‘Nothing is forever’. ‘Endings are just new beginnings’.
Complementary or contradictory statements? I have found the phrase, ‘Nothing is forever’, an especially comforting phrase over the years.
Not that long ago, when one of my children was in an especially dark place, just saying those words to her and me gave me something to hold on to – that, no matter how bad things got, they would get better. Things change, life moves on, and for most of us, bad times get better. It is also a way of making us reflect on not taking things for granted, but to try and appreciate what we have because somewhere down the line it will be gone. Live in the moment.
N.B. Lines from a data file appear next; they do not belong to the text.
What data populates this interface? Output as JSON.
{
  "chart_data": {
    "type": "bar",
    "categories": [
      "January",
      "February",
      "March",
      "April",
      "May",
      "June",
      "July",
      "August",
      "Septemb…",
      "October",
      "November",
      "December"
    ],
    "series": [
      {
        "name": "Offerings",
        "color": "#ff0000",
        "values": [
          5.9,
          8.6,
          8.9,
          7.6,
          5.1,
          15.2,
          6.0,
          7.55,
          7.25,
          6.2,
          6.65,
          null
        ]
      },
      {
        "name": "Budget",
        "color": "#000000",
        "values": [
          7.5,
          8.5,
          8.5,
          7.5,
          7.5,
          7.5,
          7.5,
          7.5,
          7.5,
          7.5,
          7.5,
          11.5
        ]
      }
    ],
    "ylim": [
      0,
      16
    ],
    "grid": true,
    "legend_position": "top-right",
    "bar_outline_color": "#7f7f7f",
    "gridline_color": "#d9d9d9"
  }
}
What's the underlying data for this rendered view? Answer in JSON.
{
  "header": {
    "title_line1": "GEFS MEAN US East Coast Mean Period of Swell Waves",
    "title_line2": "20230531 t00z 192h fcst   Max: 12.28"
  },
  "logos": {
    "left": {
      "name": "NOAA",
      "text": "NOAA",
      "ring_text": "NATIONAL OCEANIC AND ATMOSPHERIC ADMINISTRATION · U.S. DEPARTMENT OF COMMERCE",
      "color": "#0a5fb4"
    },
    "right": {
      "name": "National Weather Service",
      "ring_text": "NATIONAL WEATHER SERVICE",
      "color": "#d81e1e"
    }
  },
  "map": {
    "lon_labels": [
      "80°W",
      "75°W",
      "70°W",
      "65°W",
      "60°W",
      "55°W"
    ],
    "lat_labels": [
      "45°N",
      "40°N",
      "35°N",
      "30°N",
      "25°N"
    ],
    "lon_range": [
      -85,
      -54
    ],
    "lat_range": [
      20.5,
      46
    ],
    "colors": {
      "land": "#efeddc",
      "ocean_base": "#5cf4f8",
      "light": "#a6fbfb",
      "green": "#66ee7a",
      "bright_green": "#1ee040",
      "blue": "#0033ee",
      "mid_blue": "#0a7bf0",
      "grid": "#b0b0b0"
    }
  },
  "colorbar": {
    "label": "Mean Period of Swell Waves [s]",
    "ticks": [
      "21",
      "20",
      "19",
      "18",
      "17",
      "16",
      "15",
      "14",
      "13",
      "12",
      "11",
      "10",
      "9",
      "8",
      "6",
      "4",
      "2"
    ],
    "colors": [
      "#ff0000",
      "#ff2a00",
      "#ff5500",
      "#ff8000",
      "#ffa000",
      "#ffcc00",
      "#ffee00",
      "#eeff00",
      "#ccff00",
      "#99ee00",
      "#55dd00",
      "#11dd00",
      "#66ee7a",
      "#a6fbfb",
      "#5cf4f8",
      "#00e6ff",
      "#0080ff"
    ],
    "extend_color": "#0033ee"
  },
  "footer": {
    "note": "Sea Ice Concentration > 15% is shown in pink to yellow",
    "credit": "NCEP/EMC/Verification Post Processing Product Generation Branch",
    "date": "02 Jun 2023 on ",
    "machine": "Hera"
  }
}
‘Endings are new beginnings’ is also a lovely phrase. It can be applied in so many ways. Each day, turning into night, and then back into day, reminds of stories from my youth of creation myths, in which the dying of the day and being consumed by darkness is burnt away by its rebirth each dawn. In a larger sense, ‘Endings are new beginnings’ is a metaphor for life. My dad helped me when I was a teenager to comes to grips with life and death - he gave me hope and belief that endings are just a step to something else.
Teaching is cyclic, and teachers live in a world of beginnings and endings. The end of a school term or year is joyous (holidays!) and a little sad as pupils and colleagues leave. Of course, every person’s time at Pilgrims’ must end as nothing is forever. But too, for those leaving, it is just an opportunity, a doorway to something even more exciting. So go on, take that chance, take those steps, grab that life. Oh, but have a holiday first. Everything is better after a holiday.
A blessing – in Maori, from New Zealand
Kia hora te marino,
Kia whakapapa pounamu te moana,
Kia tere te karohirohi.
May the seas be calm,
May the shimmer of summer
Glisten like the greenstone,
Dance across thy pathway.
Ma Io koutou e manaaki, e tiaki, i nga wa katoa.
May your God bless you and protect you for all time.